= Europe Direct =

Europe Direct is a European information network designated by the European Commission. The target group is all citizens of the European Union.

==Network==

Europe Direct includes EUROPE DIRECT Centres, European Documentation Centres (EDC), the EU Team EUROPE DIRECT speakers bureau and the call centre Europe Direct Contact Centre. The network was created in 2005 and restructured in February 2009.

== Costs ==

All European Direct offers are free of charge. Team Europe may require travel costs and a fee.

==Mission==

The main aim of Europe Direct is to provide European citizens with general information on the European Union.
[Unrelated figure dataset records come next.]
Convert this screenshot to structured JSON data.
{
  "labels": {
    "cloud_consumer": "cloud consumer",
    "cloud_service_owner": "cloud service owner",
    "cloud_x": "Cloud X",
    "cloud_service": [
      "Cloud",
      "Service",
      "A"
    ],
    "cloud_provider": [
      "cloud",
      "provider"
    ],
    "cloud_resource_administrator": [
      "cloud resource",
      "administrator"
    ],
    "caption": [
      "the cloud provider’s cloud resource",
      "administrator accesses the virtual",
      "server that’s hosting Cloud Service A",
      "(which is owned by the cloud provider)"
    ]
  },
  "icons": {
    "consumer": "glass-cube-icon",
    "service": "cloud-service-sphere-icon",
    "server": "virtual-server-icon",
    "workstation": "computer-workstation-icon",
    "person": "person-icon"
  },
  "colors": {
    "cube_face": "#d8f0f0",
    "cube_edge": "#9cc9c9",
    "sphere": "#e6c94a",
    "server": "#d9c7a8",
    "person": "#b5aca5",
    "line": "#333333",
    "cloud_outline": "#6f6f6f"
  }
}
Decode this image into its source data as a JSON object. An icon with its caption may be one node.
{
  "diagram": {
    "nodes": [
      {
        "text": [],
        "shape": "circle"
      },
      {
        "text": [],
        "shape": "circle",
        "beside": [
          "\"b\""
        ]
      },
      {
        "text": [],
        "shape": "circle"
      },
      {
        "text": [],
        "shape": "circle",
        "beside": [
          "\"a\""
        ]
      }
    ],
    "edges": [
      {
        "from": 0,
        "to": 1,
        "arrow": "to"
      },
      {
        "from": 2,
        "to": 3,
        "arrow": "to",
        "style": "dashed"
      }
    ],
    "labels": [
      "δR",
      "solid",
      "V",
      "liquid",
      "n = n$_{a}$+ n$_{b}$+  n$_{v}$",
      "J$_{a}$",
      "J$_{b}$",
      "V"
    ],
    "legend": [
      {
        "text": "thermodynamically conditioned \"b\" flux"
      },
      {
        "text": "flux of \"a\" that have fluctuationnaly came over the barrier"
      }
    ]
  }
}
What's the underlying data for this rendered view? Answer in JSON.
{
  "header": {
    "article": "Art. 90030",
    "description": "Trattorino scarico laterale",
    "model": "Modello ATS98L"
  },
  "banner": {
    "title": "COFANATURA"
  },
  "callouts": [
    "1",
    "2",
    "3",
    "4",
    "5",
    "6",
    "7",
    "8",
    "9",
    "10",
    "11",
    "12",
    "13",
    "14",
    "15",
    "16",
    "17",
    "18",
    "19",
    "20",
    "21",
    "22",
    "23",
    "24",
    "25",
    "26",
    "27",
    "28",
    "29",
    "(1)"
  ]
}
Other aims include the answering of questions on political activities of the European Union and promoting European integration. Advice and practical tips on rights entitled to Union citizens are provided.

Inquiries to the Europe Direct Contact Centre, in any of the current 24 official languages, are processed in a central contact point and answered in the same language. The customer service staff must be fluent in at least three languages and have a university degree.

Europe Direct support is available via telephone (free of charge within the EU and on a uniform number), e-mail or web-chat. The EU-wide network of 424 EUROPE DIRECT centres (including 7 in Ireland, 3 in Malta and one in Curaçao (launched in May 2021) ) are open to the public. The current generation of EUROPE DIRECT centres started its activities on 1 May 2021 and will continue until 2025. These centres are run by national or private organisations under a public contract. They are co-funded by the European Commission.